In TKGi environments where Log Sink resources are enabled in the TKGi tile > In-Cluster Monitoring, fluentbit pods in the pks-system namespace may show numerous log entries as follows:
fluent-bit [2024/08/06 11:45:56] [error] [input:emitter:emitter_for_multiline.0] error registering chunk with tag: kube.var.log.containers.fluent-bit-<>_pks-system_fluent-bit-<>.log
You may also notice intermittent CPU usage spikes and/or OOMKilled conditions in the pods.
This can be caused by a spike in logging by the applications monitored by fluentbit through LogSink/ClusterLogSink resources.
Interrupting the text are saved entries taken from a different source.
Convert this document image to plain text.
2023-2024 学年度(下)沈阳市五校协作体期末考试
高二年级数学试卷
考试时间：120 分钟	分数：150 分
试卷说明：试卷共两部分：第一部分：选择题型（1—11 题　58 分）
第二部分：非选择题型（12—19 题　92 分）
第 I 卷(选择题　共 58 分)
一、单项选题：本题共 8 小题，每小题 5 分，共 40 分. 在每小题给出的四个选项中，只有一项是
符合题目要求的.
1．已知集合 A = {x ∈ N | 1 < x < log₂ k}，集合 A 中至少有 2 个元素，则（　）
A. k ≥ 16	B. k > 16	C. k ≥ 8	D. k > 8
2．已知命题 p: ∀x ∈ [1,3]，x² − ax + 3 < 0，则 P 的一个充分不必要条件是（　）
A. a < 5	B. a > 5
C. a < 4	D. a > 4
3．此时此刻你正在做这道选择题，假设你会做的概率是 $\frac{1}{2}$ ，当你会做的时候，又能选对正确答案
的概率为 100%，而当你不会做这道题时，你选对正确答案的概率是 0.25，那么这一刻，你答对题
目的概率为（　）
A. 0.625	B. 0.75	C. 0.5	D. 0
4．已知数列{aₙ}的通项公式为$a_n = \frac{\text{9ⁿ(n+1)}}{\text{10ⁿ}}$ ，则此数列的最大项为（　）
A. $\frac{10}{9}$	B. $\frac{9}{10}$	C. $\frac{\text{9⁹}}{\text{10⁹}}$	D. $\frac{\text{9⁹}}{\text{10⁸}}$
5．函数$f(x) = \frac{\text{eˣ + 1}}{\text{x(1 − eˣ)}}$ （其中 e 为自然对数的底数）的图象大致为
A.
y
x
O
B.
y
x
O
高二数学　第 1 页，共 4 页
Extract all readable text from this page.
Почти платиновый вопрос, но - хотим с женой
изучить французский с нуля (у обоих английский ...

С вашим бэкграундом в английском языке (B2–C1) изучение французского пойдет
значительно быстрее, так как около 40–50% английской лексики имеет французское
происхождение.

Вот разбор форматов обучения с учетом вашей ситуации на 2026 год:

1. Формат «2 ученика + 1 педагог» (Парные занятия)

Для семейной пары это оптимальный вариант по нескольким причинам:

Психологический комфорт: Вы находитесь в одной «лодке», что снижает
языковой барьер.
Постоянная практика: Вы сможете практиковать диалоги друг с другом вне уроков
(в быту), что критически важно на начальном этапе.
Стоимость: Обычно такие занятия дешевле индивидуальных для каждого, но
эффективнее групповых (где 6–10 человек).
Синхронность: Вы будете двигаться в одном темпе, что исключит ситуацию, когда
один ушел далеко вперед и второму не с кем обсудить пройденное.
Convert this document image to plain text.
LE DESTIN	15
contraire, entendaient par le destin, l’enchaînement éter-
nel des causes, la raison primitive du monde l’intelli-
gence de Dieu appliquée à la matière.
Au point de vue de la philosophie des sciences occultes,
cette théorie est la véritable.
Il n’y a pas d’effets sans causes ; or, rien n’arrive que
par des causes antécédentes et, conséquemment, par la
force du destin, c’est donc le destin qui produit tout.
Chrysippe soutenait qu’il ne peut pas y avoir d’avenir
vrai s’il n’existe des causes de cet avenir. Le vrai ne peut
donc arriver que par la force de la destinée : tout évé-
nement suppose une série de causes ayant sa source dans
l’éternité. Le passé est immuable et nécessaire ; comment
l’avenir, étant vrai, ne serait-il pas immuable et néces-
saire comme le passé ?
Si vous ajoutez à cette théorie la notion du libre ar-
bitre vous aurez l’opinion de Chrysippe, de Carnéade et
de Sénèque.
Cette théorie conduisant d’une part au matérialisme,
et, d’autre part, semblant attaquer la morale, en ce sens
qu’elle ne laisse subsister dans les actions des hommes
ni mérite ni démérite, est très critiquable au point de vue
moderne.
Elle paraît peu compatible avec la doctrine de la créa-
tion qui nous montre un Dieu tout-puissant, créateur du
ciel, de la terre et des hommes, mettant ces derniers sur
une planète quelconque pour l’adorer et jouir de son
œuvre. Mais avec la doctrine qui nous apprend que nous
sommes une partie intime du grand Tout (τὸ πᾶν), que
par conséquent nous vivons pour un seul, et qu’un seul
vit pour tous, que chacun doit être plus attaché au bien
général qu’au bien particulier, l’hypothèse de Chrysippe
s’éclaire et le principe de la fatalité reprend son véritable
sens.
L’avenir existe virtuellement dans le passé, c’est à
Most likely root cause is a saturation of the Memory Buffers at two different levels: fluentbit container level and in_emitter plugin level.
There's an upstream fluentbit known issue covering this case: https://github.com/fluent/fluent-bit/issues/8198
The upstream fluentbit fix is included in v3.0.2: https://github.com/fluent/fluent-bit/pull/8473
TKGi will include an updated fluentbit version including the fix in future releases (no ETA yet).
As a workaround it's suggested to increase the following Memory Limits:
emitter_mem_buf_limit
in the fluent-bit ConfigMap in the pks-system namespace, under filter-multiline.conf
(emitter_mem_buf_limit Docs) filter-multiline.conf: |
[FILTER]
Name multiline
Match *
multiline.key_content log
multiline.parser go, java, python
emitter_mem_buf_limit 50MB
"kubectl rollout restart ds fluent-bit -n pks-system"
The values to which these limits need to be increased would depend on many factors, such as logging pressure from applications.
They are experienced ones, meaning its fine tuning can only be done through trial and error. If the initial values are not enough, please increase them until you see the problem resolved.